In the simplest terms, a driver is a translation manual. Your hardware (storage drives, network cards, chipset) speaks a raw, electrical language. Windows speaks a high-level software language. The driver sits in the middle, translating commands back and forth.
For Windows 10 and 11, the easiest method is using Rufus (the free USB tool). When you create your bootable USB, Rufus asks: "Add drivers and registry tweaks?" Point it to your extracted driver folder. Rufus will inject the drivers directly into the WinPE environment. You will never see the error screen. windows installation driver
Your PC isn't broken—it just can't see your hard drive! In the simplest terms, a driver is a translation manual
If you are installing Windows 10 or 11 on a modern laptop, check if "VMD" (Volume Management Device) is enabled in the BIOS. You either need to load the VMD driver during setup or disable VMD in the BIOS to proceed without drivers. The driver sits in the middle, translating commands
Before you wipe your PC, go to your motherboard manufacturer’s support page.
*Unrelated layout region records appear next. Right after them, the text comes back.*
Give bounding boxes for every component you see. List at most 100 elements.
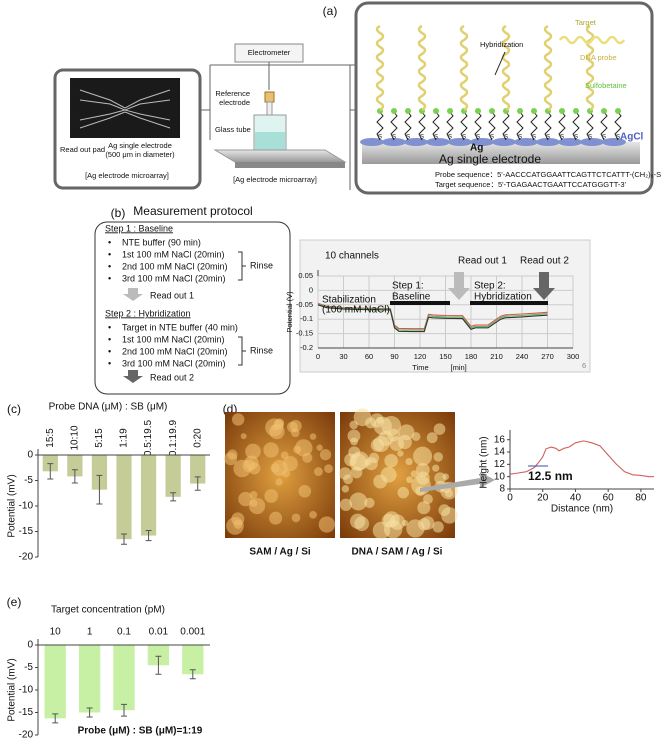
sulfur: S bbox=[448, 135, 452, 141]
y-tick-label: 14 bbox=[494, 447, 506, 458]
chain bbox=[558, 111, 566, 141]
afm-grain bbox=[426, 432, 438, 444]
arrow bbox=[494, 51, 506, 76]
panel-label: (b) bbox=[111, 206, 126, 220]
category-label: 10:10 bbox=[69, 425, 80, 450]
sulfur: S bbox=[406, 135, 410, 141]
label: [Ag electrode microarray] bbox=[85, 171, 169, 180]
sulfobetaine bbox=[447, 108, 453, 114]
afm-grain bbox=[432, 521, 444, 533]
sulfobetaine bbox=[433, 108, 439, 114]
bullet: • bbox=[108, 261, 111, 271]
sulfobetaine bbox=[405, 108, 411, 114]
y-tick-label: 0 bbox=[27, 450, 33, 461]
sulfur: S bbox=[602, 135, 606, 141]
annotation: Baseline bbox=[392, 292, 431, 303]
chart-title: Probe DNA (μM) : SB (μM) bbox=[49, 402, 168, 413]
x-tick-label: 90 bbox=[390, 352, 398, 361]
y-tick-label: -5 bbox=[24, 662, 33, 673]
chain bbox=[376, 111, 384, 141]
chain bbox=[572, 111, 580, 141]
category-label: 0.001 bbox=[180, 627, 205, 638]
sulfur: S bbox=[476, 135, 480, 141]
arrow bbox=[123, 370, 143, 383]
afm-grain bbox=[433, 452, 444, 462]
agcl-grain bbox=[536, 138, 560, 146]
y-axis-label: Height (nm) bbox=[479, 436, 490, 488]
category-label: 0.1 bbox=[117, 627, 131, 638]
label: Read out 1 bbox=[150, 290, 194, 300]
afm-grain bbox=[397, 434, 412, 450]
wire bbox=[209, 62, 355, 190]
step-title: Step 1 : Baseline bbox=[105, 223, 173, 233]
afm-grain bbox=[244, 455, 259, 470]
sulfobetaine bbox=[531, 108, 537, 114]
category-label: 0.1:19.9 bbox=[168, 419, 179, 456]
step-item: 3rd 100 mM NaCl (20min) bbox=[122, 273, 226, 283]
annotation: 12.5 nm bbox=[528, 469, 573, 483]
x-tick-label: 240 bbox=[516, 352, 529, 361]
afm-grain bbox=[423, 494, 433, 505]
y-tick-label: 0.05 bbox=[298, 271, 313, 280]
error-bar bbox=[155, 655, 162, 675]
arrow bbox=[123, 288, 143, 301]
afm-grain bbox=[240, 433, 247, 440]
category-label: 10 bbox=[50, 627, 62, 638]
agcl-grain bbox=[470, 138, 494, 146]
chain bbox=[460, 111, 468, 141]
agcl-grain bbox=[382, 138, 406, 146]
panel-label: (a) bbox=[323, 4, 338, 18]
y-axis-label: Potential (mV) bbox=[7, 658, 18, 721]
afm-grain bbox=[441, 507, 458, 524]
afm-grain bbox=[370, 438, 385, 452]
afm-grain bbox=[233, 520, 243, 529]
error-bar bbox=[145, 529, 152, 542]
afm-grain bbox=[416, 471, 430, 485]
sulfur: S bbox=[546, 135, 550, 141]
protocol-title: Measurement protocol bbox=[133, 204, 252, 218]
agcl-grain bbox=[360, 138, 384, 146]
protocol-box bbox=[94, 221, 291, 395]
x-tick-label: 20 bbox=[537, 493, 549, 504]
afm-grain bbox=[410, 470, 419, 478]
bar bbox=[78, 645, 101, 713]
agcl-grain bbox=[448, 138, 472, 146]
annotation: Read out 1 bbox=[458, 256, 507, 267]
annotation: Step 2: bbox=[474, 281, 506, 292]
annotation: Read out 2 bbox=[520, 256, 569, 267]
bullet: • bbox=[108, 358, 111, 368]
bar bbox=[182, 645, 204, 675]
solution bbox=[255, 132, 285, 152]
y-tick-label: -15 bbox=[19, 526, 34, 537]
category-label: 1 bbox=[87, 627, 93, 638]
bar bbox=[67, 455, 83, 477]
x-tick-label: 0 bbox=[507, 493, 513, 504]
x-tick-label: 270 bbox=[541, 352, 554, 361]
agcl-grain bbox=[602, 138, 626, 146]
error-bar bbox=[121, 703, 127, 717]
afm-grain bbox=[316, 444, 323, 451]
afm-grain bbox=[442, 473, 449, 480]
x-tick-label: 30 bbox=[339, 352, 347, 361]
label: Ag single electrode bbox=[439, 152, 541, 166]
sulfobetaine bbox=[615, 108, 621, 114]
x-tick-label: 120 bbox=[414, 352, 427, 361]
afm-grain bbox=[397, 486, 410, 499]
afm-grain bbox=[432, 464, 440, 472]
y-tick-label: -0.05 bbox=[296, 300, 313, 309]
category-label: 15:5 bbox=[45, 428, 56, 448]
dna-probe bbox=[585, 24, 595, 112]
sulfobetaine bbox=[475, 108, 481, 114]
afm-grain bbox=[286, 421, 298, 433]
x-tick-label: 150 bbox=[439, 352, 452, 361]
afm-grain bbox=[298, 484, 312, 498]
chart-title: 10 channels bbox=[325, 251, 379, 262]
afm-grain bbox=[387, 428, 400, 442]
step-title: Step 2 : Hybridization bbox=[105, 308, 191, 318]
sulfobetaine bbox=[559, 108, 565, 114]
label: Rinse bbox=[250, 345, 273, 355]
y-tick-label: -10 bbox=[19, 501, 34, 512]
chain bbox=[586, 111, 594, 141]
line-series bbox=[317, 303, 548, 331]
chain bbox=[516, 111, 524, 141]
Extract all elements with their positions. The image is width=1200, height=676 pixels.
Download the SATA/RAID/AHCI driver (often called "Intel RST" or "AMD Chipset Drivers" in the SATA category). Extract the ZIP. Look for a folder named f6-driver or x64 —that contains the .inf files.
Microsoft relies on a model called "in-box drivers"—generic, universal drivers that work for 99% of hardware. You, unfortunately, are the 1% with the bleeding-edge NVMe drive or the legacy RAID controller.